Ce qui crispe les employés, c’est surtout le contexte :

  • retour au bureau à temps plein ;
  • parkings saturés ;
  • tensions sociales ;
  • prix des voitures neuves en hausse ;
  • impression d’être incités à acheter les produits de l’entreprise.

Autrement dit, beaucoup y voient moins un simple règlement de stationnement qu’une pression symbolique à la loyauté automobile.

Et il faut reconnaître que la scène est délicieuse d’ironie : vous pouvez être un excellent salarié, arriver à l’heure, faire votre travail… mais votre voiture, elle, n’a pas le bon logo.
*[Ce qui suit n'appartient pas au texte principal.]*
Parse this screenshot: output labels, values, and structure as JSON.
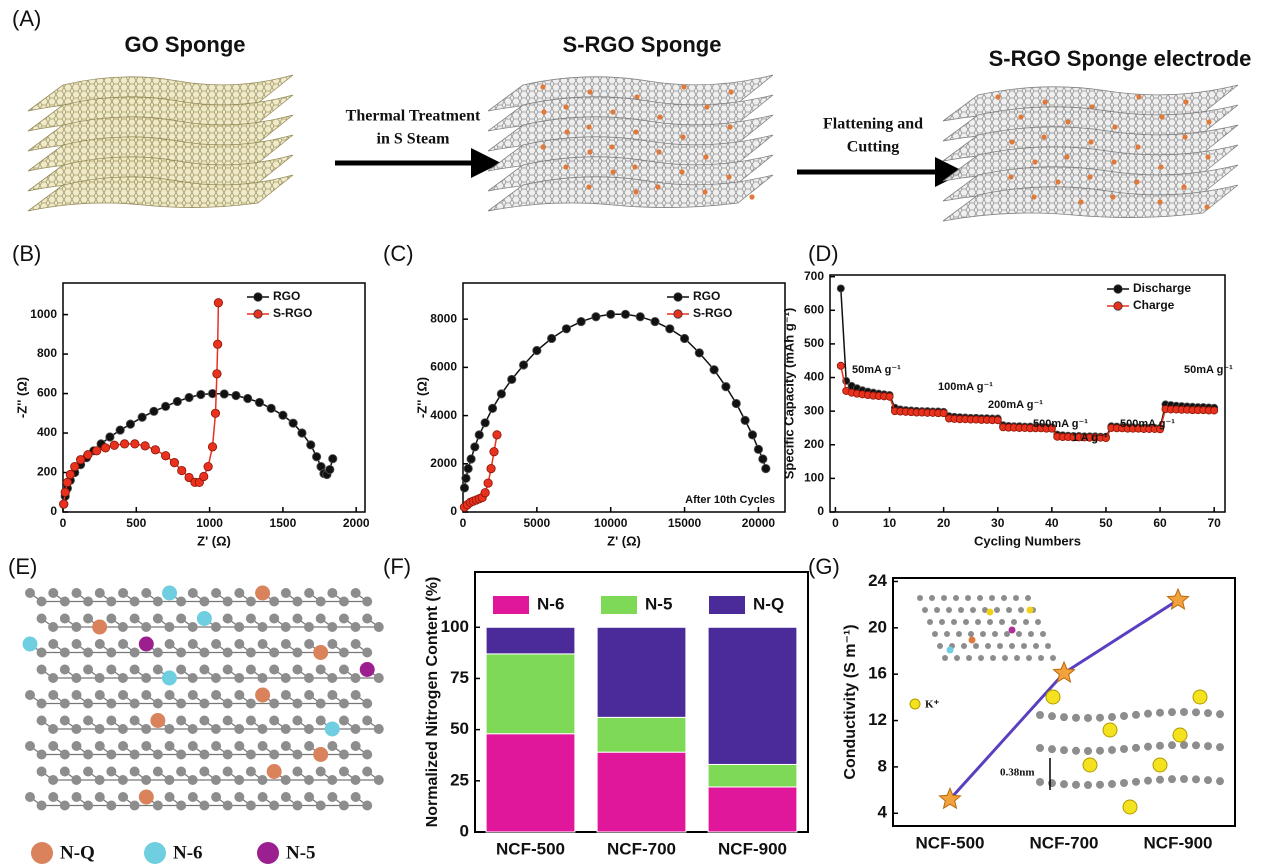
{
  "schematic": {
    "panel": "(A)",
    "stages": [
      "GO Sponge",
      "S-RGO Sponge",
      "S-RGO Sponge electrode"
    ],
    "steps": [
      [
        "Thermal Treatment",
        "in S Steam"
      ],
      [
        "Flattening and",
        "Cutting"
      ]
    ]
  },
  "chart_data": [
    {
      "panel": "(B)",
      "type": "line",
      "xlabel": "Z' (Ω)",
      "ylabel": "-Z'' (Ω)",
      "xlim": [
        0,
        2060
      ],
      "ylim": [
        0,
        1160
      ],
      "xticks": [
        0,
        500,
        1000,
        1500,
        2000
      ],
      "yticks": [
        0,
        200,
        400,
        600,
        800,
        1000
      ],
      "legend": "upper right",
      "series": [
        {
          "name": "RGO",
          "color": "#111111",
          "x": [
            5,
            15,
            30,
            50,
            80,
            120,
            160,
            210,
            260,
            320,
            390,
            460,
            540,
            620,
            700,
            780,
            860,
            940,
            1020,
            1100,
            1180,
            1260,
            1340,
            1420,
            1500,
            1570,
            1630,
            1690,
            1730,
            1760,
            1780,
            1800,
            1820,
            1840
          ],
          "values": [
            40,
            80,
            120,
            160,
            200,
            240,
            275,
            310,
            345,
            380,
            415,
            445,
            480,
            510,
            535,
            560,
            580,
            595,
            600,
            598,
            590,
            575,
            555,
            525,
            490,
            450,
            400,
            340,
            280,
            230,
            195,
            190,
            215,
            270
          ]
        },
        {
          "name": "S-RGO",
          "color": "#e8321e",
          "x": [
            5,
            15,
            30,
            50,
            80,
            120,
            170,
            230,
            290,
            350,
            420,
            490,
            560,
            630,
            700,
            760,
            810,
            860,
            900,
            930,
            960,
            990,
            1020,
            1040,
            1050,
            1055,
            1060
          ],
          "values": [
            40,
            100,
            150,
            190,
            230,
            265,
            290,
            310,
            325,
            338,
            345,
            345,
            335,
            315,
            285,
            250,
            210,
            175,
            150,
            150,
            180,
            230,
            330,
            500,
            700,
            850,
            1060
          ]
        }
      ]
    },
    {
      "panel": "(C)",
      "type": "line",
      "xlabel": "Z' (Ω)",
      "ylabel": "-Z'' (Ω)",
      "xlim": [
        0,
        21800
      ],
      "ylim": [
        0,
        9500
      ],
      "xticks": [
        0,
        5000,
        10000,
        15000,
        20000
      ],
      "yticks": [
        0,
        2000,
        4000,
        6000,
        8000
      ],
      "legend": "upper right",
      "annotation": "After 10th Cycles",
      "series": [
        {
          "name": "RGO",
          "color": "#111111",
          "x": [
            100,
            200,
            350,
            550,
            800,
            1100,
            1500,
            2000,
            2600,
            3300,
            4100,
            5000,
            6000,
            7000,
            8000,
            9000,
            10000,
            11000,
            12000,
            13000,
            14000,
            15000,
            16000,
            17000,
            17800,
            18500,
            19100,
            19600,
            20000,
            20300,
            20500
          ],
          "values": [
            1000,
            1400,
            1800,
            2200,
            2700,
            3200,
            3700,
            4300,
            4900,
            5500,
            6100,
            6700,
            7200,
            7600,
            7900,
            8100,
            8200,
            8200,
            8100,
            7900,
            7600,
            7200,
            6600,
            5900,
            5200,
            4500,
            3800,
            3200,
            2600,
            2200,
            1800
          ]
        },
        {
          "name": "S-RGO",
          "color": "#e8321e",
          "x": [
            100,
            300,
            500,
            700,
            900,
            1100,
            1300,
            1500,
            1700,
            1900,
            2100,
            2300
          ],
          "values": [
            200,
            300,
            400,
            450,
            500,
            550,
            600,
            800,
            1200,
            1800,
            2500,
            3200
          ]
        }
      ]
    },
    {
      "panel": "(D)",
      "type": "line",
      "xlabel": "Cycling Numbers",
      "ylabel": "Specific Capacity (mAh g⁻¹)",
      "xlim": [
        -1,
        72
      ],
      "ylim": [
        0,
        705
      ],
      "xticks": [
        0,
        10,
        20,
        30,
        40,
        50,
        60,
        70
      ],
      "yticks": [
        0,
        100,
        200,
        300,
        400,
        500,
        600,
        700
      ],
      "legend": "upper right",
      "annotations": [
        "50mA g⁻¹",
        "100mA g⁻¹",
        "200mA g⁻¹",
        "500mA g⁻¹",
        "1 A g⁻¹",
        "500mA g⁻¹",
        "50mA g⁻¹"
      ],
      "x": [
        1,
        2,
        3,
        4,
        5,
        6,
        7,
        8,
        9,
        10,
        11,
        12,
        13,
        14,
        15,
        16,
        17,
        18,
        19,
        20,
        21,
        22,
        23,
        24,
        25,
        26,
        27,
        28,
        29,
        30,
        31,
        32,
        33,
        34,
        35,
        36,
        37,
        38,
        39,
        40,
        41,
        42,
        43,
        44,
        45,
        46,
        47,
        48,
        49,
        50,
        51,
        52,
        53,
        54,
        55,
        56,
        57,
        58,
        59,
        60,
        61,
        62,
        63,
        64,
        65,
        66,
        67,
        68,
        69,
        70
      ],
      "series": [
        {
          "name": "Discharge",
          "color": "#111111",
          "values": [
            665,
            390,
            375,
            368,
            362,
            358,
            355,
            352,
            350,
            348,
            310,
            305,
            303,
            302,
            301,
            300,
            300,
            299,
            299,
            298,
            285,
            283,
            282,
            281,
            280,
            280,
            279,
            279,
            278,
            278,
            258,
            256,
            255,
            255,
            254,
            254,
            253,
            253,
            252,
            252,
            230,
            228,
            227,
            226,
            226,
            225,
            225,
            225,
            224,
            224,
            255,
            254,
            253,
            252,
            252,
            251,
            251,
            250,
            250,
            250,
            320,
            318,
            316,
            315,
            314,
            313,
            312,
            312,
            311,
            310
          ]
        },
        {
          "name": "Charge",
          "color": "#e8321e",
          "values": [
            435,
            360,
            355,
            352,
            350,
            348,
            346,
            345,
            344,
            343,
            300,
            299,
            298,
            297,
            296,
            296,
            295,
            295,
            294,
            294,
            278,
            277,
            276,
            276,
            275,
            275,
            274,
            274,
            273,
            273,
            252,
            251,
            251,
            250,
            250,
            249,
            249,
            249,
            248,
            248,
            224,
            223,
            223,
            222,
            222,
            222,
            221,
            221,
            221,
            220,
            250,
            249,
            249,
            248,
            248,
            248,
            247,
            247,
            247,
            246,
            306,
            305,
            305,
            304,
            304,
            303,
            303,
            303,
            302,
            302
          ]
        }
      ]
    },
    {
      "panel": "(F)",
      "type": "stacked-bar",
      "ylabel": "Normalized Nitrogen Content (%)",
      "categories": [
        "NCF-500",
        "NCF-700",
        "NCF-900"
      ],
      "ylim": [
        0,
        127
      ],
      "yticks": [
        0,
        25,
        50,
        75,
        100
      ],
      "legend": "top",
      "series": [
        {
          "name": "N-6",
          "color": "#e0169b",
          "values": [
            48,
            39,
            22
          ]
        },
        {
          "name": "N-5",
          "color": "#7ed957",
          "values": [
            39,
            17,
            11
          ]
        },
        {
          "name": "N-Q",
          "color": "#4b2a99",
          "values": [
            13,
            44,
            67
          ]
        }
      ]
    },
    {
      "panel": "(G)",
      "type": "line",
      "ylabel": "Conductivity (S m⁻¹)",
      "categories": [
        "NCF-500",
        "NCF-700",
        "NCF-900"
      ],
      "ylim": [
        2.9,
        24.3
      ],
      "yticks": [
        4,
        8,
        12,
        16,
        20,
        24
      ],
      "marker": "star",
      "inset_labels": [
        "K⁺",
        "0.38nm"
      ],
      "series": [
        {
          "color": "#5a3fc0",
          "marker_color": "#f2a23a",
          "values": [
            5.2,
            16.1,
            22.4
          ]
        }
      ]
    }
  ],
  "diagram": {
    "panel": "(E)",
    "legend": [
      {
        "label": "N-Q",
        "color": "#d9825b"
      },
      {
        "label": "N-6",
        "color": "#6fcfe0"
      },
      {
        "label": "N-5",
        "color": "#9c1f8f"
      }
    ]
  }
}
Et soudain, vous voilà relégué au fond du parking comme un élève puni.

Stellantis assume, mais promet de corriger les erreurs

Face aux critiques, Stellantis a confirmé le principe : les places préférentielles sont bien réservées aux véhicules du groupe, et les employés doivent respecter la signalisation en place.

L’entreprise reconnaît aussi que des erreurs d’identification peuvent se produire, notamment avec les anciennes marques ou les modèles historiques. Dans ces cas-là, les salariés sont invités à contacter la sécurité pour faire examiner leur situation.
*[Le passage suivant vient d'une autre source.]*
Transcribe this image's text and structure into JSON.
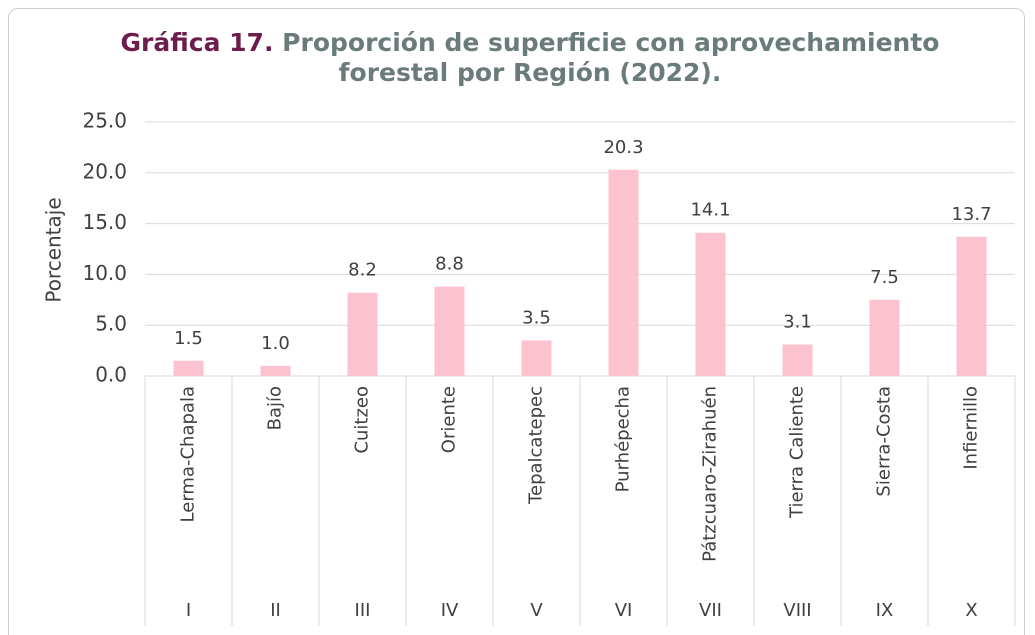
{
  "chart_data": {
    "type": "bar",
    "title_label": "Gráfica 17.",
    "title": "Proporción de superficie con aprovechamiento forestal por Región (2022).",
    "y_axis_label": "Porcentaje",
    "categories": [
      "Lerma-Chapala",
      "Bajío",
      "Cuitzeo",
      "Oriente",
      "Tepalcatepec",
      "Purhépecha",
      "Pátzcuaro-Zirahuén",
      "Tierra Caliente",
      "Sierra-Costa",
      "Infiernillo"
    ],
    "category_codes": [
      "I",
      "II",
      "III",
      "IV",
      "V",
      "VI",
      "VII",
      "VIII",
      "IX",
      "X"
    ],
    "values": [
      1.5,
      1.0,
      8.2,
      8.8,
      3.5,
      20.3,
      14.1,
      3.1,
      7.5,
      13.7
    ],
    "value_labels": [
      "1.5",
      "1.0",
      "8.2",
      "8.8",
      "3.5",
      "20.3",
      "14.1",
      "3.1",
      "7.5",
      "13.7"
    ],
    "color": "#fcc2cf",
    "ylim": [
      0,
      25
    ],
    "yticks": [
      {
        "value": 0,
        "label": "0.0"
      },
      {
        "value": 5,
        "label": "5.0"
      },
      {
        "value": 10,
        "label": "10.0"
      },
      {
        "value": 15,
        "label": "15.0"
      },
      {
        "value": 20,
        "label": "20.0"
      },
      {
        "value": 25,
        "label": "25.0"
      }
    ],
    "grid": true
  }
}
C’est déjà ça. Même si, soyons honnêtes, devoir plaider l’identité historique de sa voiture pour avoir le droit de se garer reste un concept absolument merveilleux.

Petit tableau pour résumer cette histoire improbable

SituationCe qui peut arriver
Vous venez en Jeep, Dodge, Ram ou ChryslerAccès aux places préférentielles selon la zone
Vous venez en Tesla, Toyota, Ford, Hyundai…Stationnement plus éloigné imposé
Vous vous garez “au mauvais endroit”Avertissement ou ticket
Vous recommencez plusieurs foisRisque d’immobilisation avec sabot
Votre voiture est une ancienne marque liée au groupePossible confusion, réclamation à faire

Ce que cette affaire raconte vraiment

Derrière le côté franchement cocasse, cette histoire dit quelque chose de très moderne : même un parking peut devenir un outil de culture d’entreprise. Le badge, le bureau, le dress code… et maintenant la voiture personnelle.

On pourrait presque en rire comme d’un sketch : “Bonjour, ici votre employeur. Nous respectons votre liberté de choix… à condition qu’elle soit garée très loin.”

Mais c’est aussi ce qui rend cette actualité si fascinante : elle mélange fierté de marque, tradition industrielle, retour au bureau et absurdité bureaucratique dans un cocktail que seul le monde du travail sait produire avec autant de sérieux.

Et franchement, après ça, la prochaine fois que quelqu’un me dira que les histoires de parking sont ennuyeuses, je penserai très fort à ce salarié américain obligé d’expliquer à son manager pourquoi sa voiture a fini avec un sabot pour cause de logo non conforme.